Saturday, August 27, 2011
The Guyana Prize Caribbean Award should be discontinued
For the first time in more than 20 years, a public comment on the Guyana Prize for Literature. But first, a disclaimer: As I write (August 27, 2011) the shortlist for the Guyana Prize for literature has just been announced and my collection, In a Boston Night has been one of the books shortlisted; by my count, my books have been shortlisted at least 5 times for this prize, which I have never won; and some, no doubt, may consider it uncharitable to say that several of the judges in the years in which my work was shortlisted are people with whom I have had differences of opinion, publicly and privately, relating to aesthetics and art—Indian aesthetics in my work; art as yoga; Yogic Realism, as I define my aesthetics; and the politics of literature following the tumultuous politics of Guyana in general and race in the Caribbean and elsewhere—largely to critics and professors schooled and steeped, if not blinded, by Euro-American aesthetics and ways of seeing the world; neo-colonialists, some may say.
I learned of the shortlist by email from the Guyana Prize Committee less than 7 days ago. A quick search of the Internet showed that others were privy to this list well before many of those shortlisted, or their publishers. A quick search of the Internet also showed that almost all of those commenting on the shortlist chose to ignore the Guyana Prize shortlist and deal with the Caribbean Award shortlist. It is this award, the Caribbean component of the Guyana Prize, I comment on today. A comment on the Guyana Guyana Prize for Literature will come later.
In a sentence: The Guyana Prize for Literature Caribbean Award should be discontinued and the more than $20,000.00 US expended on this prize should be given directly to Guyanese writers and artists in a juried granting system as used by Canada, the US and other countries. For one, there are already two Caribbean Literature awards: The BOCAS PRIZE, and the venerable, if irregular, Cuban CASAS DE LAS AMERICAS AWARD, which is open to works in English from the Caribbean and South America.
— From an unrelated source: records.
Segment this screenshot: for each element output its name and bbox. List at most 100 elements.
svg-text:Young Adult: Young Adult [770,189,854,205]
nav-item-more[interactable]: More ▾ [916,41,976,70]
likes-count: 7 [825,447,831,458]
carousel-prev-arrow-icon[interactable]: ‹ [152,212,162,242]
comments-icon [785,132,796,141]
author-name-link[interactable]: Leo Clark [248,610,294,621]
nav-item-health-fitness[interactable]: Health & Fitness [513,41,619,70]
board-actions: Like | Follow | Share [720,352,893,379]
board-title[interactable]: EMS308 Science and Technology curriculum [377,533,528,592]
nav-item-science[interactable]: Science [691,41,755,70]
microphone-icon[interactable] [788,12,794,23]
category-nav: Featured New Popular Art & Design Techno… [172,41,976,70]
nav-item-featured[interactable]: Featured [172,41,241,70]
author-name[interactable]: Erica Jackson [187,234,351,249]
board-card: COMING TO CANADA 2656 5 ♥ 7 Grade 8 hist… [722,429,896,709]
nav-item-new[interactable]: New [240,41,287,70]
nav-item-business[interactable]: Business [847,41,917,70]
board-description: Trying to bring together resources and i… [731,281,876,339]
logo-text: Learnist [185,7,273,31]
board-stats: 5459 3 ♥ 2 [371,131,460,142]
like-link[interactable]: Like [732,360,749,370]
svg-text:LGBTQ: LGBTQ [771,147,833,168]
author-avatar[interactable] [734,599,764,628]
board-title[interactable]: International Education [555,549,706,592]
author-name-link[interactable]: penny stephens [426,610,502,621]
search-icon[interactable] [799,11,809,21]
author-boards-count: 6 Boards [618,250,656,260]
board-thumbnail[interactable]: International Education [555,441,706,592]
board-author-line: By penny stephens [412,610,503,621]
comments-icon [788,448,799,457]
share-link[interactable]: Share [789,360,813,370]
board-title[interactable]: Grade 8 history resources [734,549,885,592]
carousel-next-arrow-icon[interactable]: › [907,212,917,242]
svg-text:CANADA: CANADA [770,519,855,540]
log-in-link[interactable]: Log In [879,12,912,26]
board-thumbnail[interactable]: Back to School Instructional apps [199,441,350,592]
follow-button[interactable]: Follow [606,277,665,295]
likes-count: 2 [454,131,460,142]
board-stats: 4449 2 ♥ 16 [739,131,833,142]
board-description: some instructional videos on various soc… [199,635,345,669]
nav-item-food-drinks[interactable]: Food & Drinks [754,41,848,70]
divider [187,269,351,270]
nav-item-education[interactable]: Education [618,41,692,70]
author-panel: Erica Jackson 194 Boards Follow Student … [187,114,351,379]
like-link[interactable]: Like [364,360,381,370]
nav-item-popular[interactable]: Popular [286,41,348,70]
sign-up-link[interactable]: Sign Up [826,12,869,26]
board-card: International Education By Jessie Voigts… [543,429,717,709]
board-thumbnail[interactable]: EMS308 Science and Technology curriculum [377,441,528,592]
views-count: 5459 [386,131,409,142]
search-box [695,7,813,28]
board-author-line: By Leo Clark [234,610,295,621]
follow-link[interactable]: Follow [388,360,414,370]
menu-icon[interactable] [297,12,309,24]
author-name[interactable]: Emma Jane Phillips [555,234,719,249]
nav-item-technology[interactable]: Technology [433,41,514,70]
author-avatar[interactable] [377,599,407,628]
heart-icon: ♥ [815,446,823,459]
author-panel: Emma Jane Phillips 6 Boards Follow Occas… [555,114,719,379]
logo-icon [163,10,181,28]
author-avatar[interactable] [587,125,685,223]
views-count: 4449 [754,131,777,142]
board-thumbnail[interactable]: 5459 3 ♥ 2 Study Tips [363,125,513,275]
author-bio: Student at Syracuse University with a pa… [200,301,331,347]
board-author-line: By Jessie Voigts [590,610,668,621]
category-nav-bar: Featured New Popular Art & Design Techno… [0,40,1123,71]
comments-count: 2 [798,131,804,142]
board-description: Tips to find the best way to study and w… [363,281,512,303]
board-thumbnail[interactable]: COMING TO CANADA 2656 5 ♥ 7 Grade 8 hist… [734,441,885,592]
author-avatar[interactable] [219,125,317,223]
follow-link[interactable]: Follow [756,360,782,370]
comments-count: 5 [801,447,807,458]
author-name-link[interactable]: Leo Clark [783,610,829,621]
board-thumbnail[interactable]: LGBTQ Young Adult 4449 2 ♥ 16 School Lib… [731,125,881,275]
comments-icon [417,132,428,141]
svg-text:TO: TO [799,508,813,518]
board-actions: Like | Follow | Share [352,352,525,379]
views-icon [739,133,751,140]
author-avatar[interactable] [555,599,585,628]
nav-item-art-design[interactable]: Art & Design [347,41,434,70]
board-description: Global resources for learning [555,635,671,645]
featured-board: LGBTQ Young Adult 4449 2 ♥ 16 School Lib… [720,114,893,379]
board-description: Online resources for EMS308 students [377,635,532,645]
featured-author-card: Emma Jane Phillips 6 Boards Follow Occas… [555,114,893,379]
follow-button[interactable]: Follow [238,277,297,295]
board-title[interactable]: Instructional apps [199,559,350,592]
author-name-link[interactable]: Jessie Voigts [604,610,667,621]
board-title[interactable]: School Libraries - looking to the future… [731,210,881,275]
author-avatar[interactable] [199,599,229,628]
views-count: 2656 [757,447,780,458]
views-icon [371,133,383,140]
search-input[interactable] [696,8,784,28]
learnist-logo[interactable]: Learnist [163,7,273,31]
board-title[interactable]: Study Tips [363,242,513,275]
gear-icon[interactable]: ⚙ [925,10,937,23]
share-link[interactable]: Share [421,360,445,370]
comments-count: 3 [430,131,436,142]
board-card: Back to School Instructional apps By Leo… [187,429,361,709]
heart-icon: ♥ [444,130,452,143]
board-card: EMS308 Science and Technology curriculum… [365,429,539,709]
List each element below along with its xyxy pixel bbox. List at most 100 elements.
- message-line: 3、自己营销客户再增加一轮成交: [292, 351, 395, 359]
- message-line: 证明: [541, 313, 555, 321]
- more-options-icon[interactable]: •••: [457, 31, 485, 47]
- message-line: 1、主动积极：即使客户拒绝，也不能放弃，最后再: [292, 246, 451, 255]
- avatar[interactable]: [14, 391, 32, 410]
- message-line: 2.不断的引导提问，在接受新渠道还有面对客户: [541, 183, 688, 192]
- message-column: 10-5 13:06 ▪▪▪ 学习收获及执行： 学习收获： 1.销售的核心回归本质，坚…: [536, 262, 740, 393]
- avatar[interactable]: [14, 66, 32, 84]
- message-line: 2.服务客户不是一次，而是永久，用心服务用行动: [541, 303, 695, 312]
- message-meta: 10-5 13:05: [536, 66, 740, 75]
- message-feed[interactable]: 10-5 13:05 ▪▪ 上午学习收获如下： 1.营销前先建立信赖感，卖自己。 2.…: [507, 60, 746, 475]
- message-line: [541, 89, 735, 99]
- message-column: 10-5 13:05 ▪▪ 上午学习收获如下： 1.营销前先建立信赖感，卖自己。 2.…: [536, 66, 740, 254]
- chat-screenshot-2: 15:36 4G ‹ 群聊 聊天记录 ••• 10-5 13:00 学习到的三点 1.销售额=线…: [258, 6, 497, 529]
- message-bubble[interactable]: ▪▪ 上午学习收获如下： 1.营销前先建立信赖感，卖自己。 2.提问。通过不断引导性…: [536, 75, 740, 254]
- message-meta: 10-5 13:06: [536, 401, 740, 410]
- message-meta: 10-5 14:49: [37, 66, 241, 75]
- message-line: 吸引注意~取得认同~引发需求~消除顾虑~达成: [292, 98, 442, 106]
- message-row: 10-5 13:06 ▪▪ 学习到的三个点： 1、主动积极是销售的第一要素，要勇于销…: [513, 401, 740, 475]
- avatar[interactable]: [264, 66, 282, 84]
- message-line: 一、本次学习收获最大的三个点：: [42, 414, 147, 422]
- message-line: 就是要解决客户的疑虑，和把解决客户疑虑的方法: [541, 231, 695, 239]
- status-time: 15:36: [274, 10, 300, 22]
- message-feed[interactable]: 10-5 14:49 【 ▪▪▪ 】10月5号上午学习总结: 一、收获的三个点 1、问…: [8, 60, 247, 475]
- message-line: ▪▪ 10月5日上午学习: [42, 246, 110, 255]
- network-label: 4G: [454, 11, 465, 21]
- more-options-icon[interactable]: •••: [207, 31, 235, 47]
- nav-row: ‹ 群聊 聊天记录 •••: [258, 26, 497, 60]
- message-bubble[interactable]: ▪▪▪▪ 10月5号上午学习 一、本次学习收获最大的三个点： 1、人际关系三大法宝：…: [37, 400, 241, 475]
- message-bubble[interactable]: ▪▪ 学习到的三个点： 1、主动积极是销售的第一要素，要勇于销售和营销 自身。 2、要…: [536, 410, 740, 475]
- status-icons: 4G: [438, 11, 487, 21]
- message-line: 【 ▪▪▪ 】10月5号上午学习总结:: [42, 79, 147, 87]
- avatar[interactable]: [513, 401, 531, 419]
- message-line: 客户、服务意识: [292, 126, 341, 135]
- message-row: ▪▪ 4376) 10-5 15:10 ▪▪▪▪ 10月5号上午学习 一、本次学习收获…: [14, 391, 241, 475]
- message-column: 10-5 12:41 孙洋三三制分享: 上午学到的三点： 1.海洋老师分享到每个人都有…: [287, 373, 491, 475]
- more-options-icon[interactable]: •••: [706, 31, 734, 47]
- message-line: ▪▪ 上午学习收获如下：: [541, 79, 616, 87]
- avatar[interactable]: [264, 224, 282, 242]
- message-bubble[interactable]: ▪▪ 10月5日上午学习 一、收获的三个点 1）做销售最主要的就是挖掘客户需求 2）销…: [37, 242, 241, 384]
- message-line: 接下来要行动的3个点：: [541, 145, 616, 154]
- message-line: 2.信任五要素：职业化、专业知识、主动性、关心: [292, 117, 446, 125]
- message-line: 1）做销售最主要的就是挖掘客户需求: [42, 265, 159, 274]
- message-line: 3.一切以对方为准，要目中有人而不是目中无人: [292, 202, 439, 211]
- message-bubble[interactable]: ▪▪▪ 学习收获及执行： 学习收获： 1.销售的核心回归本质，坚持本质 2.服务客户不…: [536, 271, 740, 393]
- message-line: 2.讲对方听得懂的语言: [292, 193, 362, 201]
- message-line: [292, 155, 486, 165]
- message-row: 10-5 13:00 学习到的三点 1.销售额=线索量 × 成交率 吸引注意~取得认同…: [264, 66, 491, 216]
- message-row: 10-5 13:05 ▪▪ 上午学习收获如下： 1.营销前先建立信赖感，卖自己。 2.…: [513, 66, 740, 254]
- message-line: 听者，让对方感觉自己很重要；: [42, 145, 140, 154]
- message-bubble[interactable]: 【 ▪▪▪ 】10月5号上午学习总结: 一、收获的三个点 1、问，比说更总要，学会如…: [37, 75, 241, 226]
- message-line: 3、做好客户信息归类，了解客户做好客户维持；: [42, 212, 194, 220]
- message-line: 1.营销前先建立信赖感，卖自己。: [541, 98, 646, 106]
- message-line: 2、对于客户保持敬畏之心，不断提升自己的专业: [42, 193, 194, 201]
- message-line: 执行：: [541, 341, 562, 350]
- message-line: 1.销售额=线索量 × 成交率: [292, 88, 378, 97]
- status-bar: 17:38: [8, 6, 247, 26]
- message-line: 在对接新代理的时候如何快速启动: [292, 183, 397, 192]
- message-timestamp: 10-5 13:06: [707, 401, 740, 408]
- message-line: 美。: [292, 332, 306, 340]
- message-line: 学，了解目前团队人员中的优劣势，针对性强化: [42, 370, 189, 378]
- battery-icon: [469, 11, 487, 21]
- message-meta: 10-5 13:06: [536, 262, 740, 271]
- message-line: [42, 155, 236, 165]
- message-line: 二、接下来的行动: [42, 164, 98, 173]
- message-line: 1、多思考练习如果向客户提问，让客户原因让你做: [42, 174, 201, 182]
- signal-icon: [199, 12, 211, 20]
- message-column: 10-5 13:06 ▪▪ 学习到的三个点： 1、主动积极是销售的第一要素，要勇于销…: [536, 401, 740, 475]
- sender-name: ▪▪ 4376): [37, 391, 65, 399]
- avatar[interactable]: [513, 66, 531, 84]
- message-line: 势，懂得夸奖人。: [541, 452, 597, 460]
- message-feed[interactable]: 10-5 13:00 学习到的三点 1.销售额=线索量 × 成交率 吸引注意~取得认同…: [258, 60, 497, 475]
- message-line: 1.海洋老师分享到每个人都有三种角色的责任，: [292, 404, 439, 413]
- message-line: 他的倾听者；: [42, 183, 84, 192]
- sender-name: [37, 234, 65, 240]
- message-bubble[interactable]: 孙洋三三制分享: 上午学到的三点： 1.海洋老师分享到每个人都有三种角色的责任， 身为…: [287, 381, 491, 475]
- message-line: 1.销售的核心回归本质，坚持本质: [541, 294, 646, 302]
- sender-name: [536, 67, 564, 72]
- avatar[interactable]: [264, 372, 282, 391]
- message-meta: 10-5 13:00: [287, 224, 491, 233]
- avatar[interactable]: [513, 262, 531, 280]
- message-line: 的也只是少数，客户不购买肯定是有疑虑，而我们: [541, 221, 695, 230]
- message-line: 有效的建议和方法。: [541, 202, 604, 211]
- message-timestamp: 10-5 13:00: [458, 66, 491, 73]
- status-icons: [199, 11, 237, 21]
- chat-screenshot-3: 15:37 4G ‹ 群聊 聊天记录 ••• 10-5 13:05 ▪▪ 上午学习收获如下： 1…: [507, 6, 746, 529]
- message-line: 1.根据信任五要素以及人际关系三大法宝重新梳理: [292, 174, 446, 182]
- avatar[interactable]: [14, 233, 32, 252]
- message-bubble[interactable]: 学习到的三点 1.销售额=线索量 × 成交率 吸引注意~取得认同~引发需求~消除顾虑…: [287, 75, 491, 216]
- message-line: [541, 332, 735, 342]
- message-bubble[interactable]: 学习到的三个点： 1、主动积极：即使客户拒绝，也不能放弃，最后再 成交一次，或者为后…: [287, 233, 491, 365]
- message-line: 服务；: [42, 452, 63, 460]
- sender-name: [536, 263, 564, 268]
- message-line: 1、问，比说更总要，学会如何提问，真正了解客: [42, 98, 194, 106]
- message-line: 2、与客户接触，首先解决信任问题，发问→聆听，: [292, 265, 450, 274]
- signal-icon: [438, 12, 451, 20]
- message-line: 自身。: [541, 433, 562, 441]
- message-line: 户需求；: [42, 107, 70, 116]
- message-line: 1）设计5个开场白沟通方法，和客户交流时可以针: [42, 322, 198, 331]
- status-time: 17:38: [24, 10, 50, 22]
Secondly, The Guyana Prize for Literature was established to promote writing by Guyanese writers at home and abroad. The Guyana Prize partially accomplishes this; a Caribbean Award does not further this intent of the award—we will, for now, bypass the politics of the establishment of the prize by the post-Burnham regime of the PNC. Fourthly, because of the dynamics of writing and publishing facilities on craft abroad, the Guyana Prize has tended to be of greater value to writers living abroad. A juried grants program which gives writers, painters, song-writers etc., living in Guyana, the space and time to focus on their art is the most effective way to ensure that local writers/artists etc. nurture, develop and perfect their art.
If there needs to be another literary award for Caribbean writers, this could be a project for CARICOM, or a collective project by the governments of the region, or a project of the University of the West Indies. But not an award supported entirely by the government of Guyana, while its own writers and artists are neglected. Charity begins at home—the Guyana Prize Caribbean Award is a contradiction of this when more than $20,000.00 US is being spent on an award with no direct benefit to writers and artists in Guyana. This is obscene. Especially given that Guyana is considered one of the poorest countries in the region and the world. Add another $20,000.00 US to $30,000.00 US for the Guyana Prize (Guyana component—see how ridiculous this has become even in nomenclature, with the Guyana Prize Caribbean Award) and this seems doubly obscene. The Guyana Prize is of value for both Guyanese writers at home and abroad and for the Guyanese nation. And, yet, perhaps, the Guyana Prize, too, needs to be reconfigured. This is a topic for another time.
My focus now is the Guyana Prize Caribbean Award, which should be abolished. This iteration of this prize seems to be the result of intense lobbying—a euphemism for bullying, some say—by a Nobel laureate and several Caribbean writers, based outside Guyana, during the 2008 Festival, coupled with some politics; a President not eligible for reelection looking at his legacy? Another disclaimer: I’ve never been a member of any political party in any of the 3 countries in which I hold citizenship; I am still not a member of any political party.
The Guyana Prize Caribbean Award, in the absence of a juried grants program for local writers, is a mistake and an affront to Guyanese writers/artists at home—and abroad. It should be scrapped and the funds earmarked should be funneled to writers/artists etc. living in Guyana.